If your interest extends to beer too, the nearby World Top Brewery has joined forces with Spirit of Yorkshire to arrange a combined double visit and tasting on Tuesdays or selected Saturdays.
Those interested in history, geography or geology may enjoy a visit to Filey Brigg, a long promontory of rock with 20-metre-high cliffs and numerous visiting seabirds, including redshanks, sandpipers, and oystercatchers.
Remains of a Roman signalling station were found here, and five foundation stones from the excavation can now be seen in Filey’s Cresent Gardens. Nearby, there’s the extensive Filey Brigg Country Park which offers great views down to the town and beach.
The coastal path (Cleveland Way) leads southwest from here to the town. Plus, there’s plenty of space for picnics or throwing a frisbee.
Open for more than 50 years, the Filey Museum offers a quaint glimpse into the town’s 400-year history. The buildings in which it is housed date back to 1696, although the nearby St Oswald’s Church is a 12th-century structure.
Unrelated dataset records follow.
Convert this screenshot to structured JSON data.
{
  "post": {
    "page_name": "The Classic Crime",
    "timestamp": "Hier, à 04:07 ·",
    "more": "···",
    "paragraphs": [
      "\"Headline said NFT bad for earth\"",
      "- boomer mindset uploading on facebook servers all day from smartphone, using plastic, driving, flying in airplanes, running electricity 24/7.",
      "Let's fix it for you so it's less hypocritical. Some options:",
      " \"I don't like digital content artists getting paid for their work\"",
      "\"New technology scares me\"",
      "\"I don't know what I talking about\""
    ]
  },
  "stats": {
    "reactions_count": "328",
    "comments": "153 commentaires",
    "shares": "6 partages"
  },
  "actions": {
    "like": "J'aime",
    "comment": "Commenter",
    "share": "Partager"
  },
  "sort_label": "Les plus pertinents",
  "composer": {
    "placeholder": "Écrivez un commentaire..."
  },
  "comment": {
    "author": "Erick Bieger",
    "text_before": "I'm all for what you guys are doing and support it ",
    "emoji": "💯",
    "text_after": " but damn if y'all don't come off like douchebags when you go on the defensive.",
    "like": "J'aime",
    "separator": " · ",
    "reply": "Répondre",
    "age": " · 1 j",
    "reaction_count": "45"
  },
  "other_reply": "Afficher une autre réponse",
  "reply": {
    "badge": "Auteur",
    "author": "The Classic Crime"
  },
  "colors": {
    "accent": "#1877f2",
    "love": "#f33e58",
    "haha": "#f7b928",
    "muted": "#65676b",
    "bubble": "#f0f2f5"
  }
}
Across two floors and a walled garden, the museum depicts Filey’s cultural and fishing-related past, including recreations of old trades and a typical Victorian parlour. There are displays about Filey’s lifeboat service (which predated the RNLI) and natural history exhibits about the minerals, fossils, and sea life found locally.
Visitors can also enjoy the work of local photographer Walter Fisher, who recorded Filey life at the turn of the 19th century.
If you’re looking for something a bit more adrenaline-fuelled, Bay Watersports, who operate out of Filey but provide adventures as far as Scarborough and Bridlington, offer a wide selection of activities, including kayaking, paddleboarding, dinghy sailing, and raft building.
Owners James and Mandy Whitehead take both one-to-one and group bookings and provide everything you’d need except wetsuits. There’s also coasteering to try: an energetic way to explore the coastline via paths, the beach, and the sea itself.
Filey Pitch and Putt
If you’d prefer to stay dry during your sporting activities, there’s an 18-hole pitch and putt. It’s friendly and accessible to all, with balls and clubs provided by the helpful staff. Pitch and putt is a great way to introduce newbies to golf, and this one’s location offers scenic views of the sea.
The course is part of Glen Gardens, a great place to walk or exercise your pooch.
Filey Dams Nature Reserve
For more outdoor exercise in a pristine location, head to Filey Dams, where a wooded freshwater marsh provides a habitat for migratory birds such as spoonbills and little egrets. You may spot water voles, dragonflies, and the three species of British newts here too.
There are viewing hides for keen birdwatchers and photographers, and the reserve is situated just minutes from the train station or beach.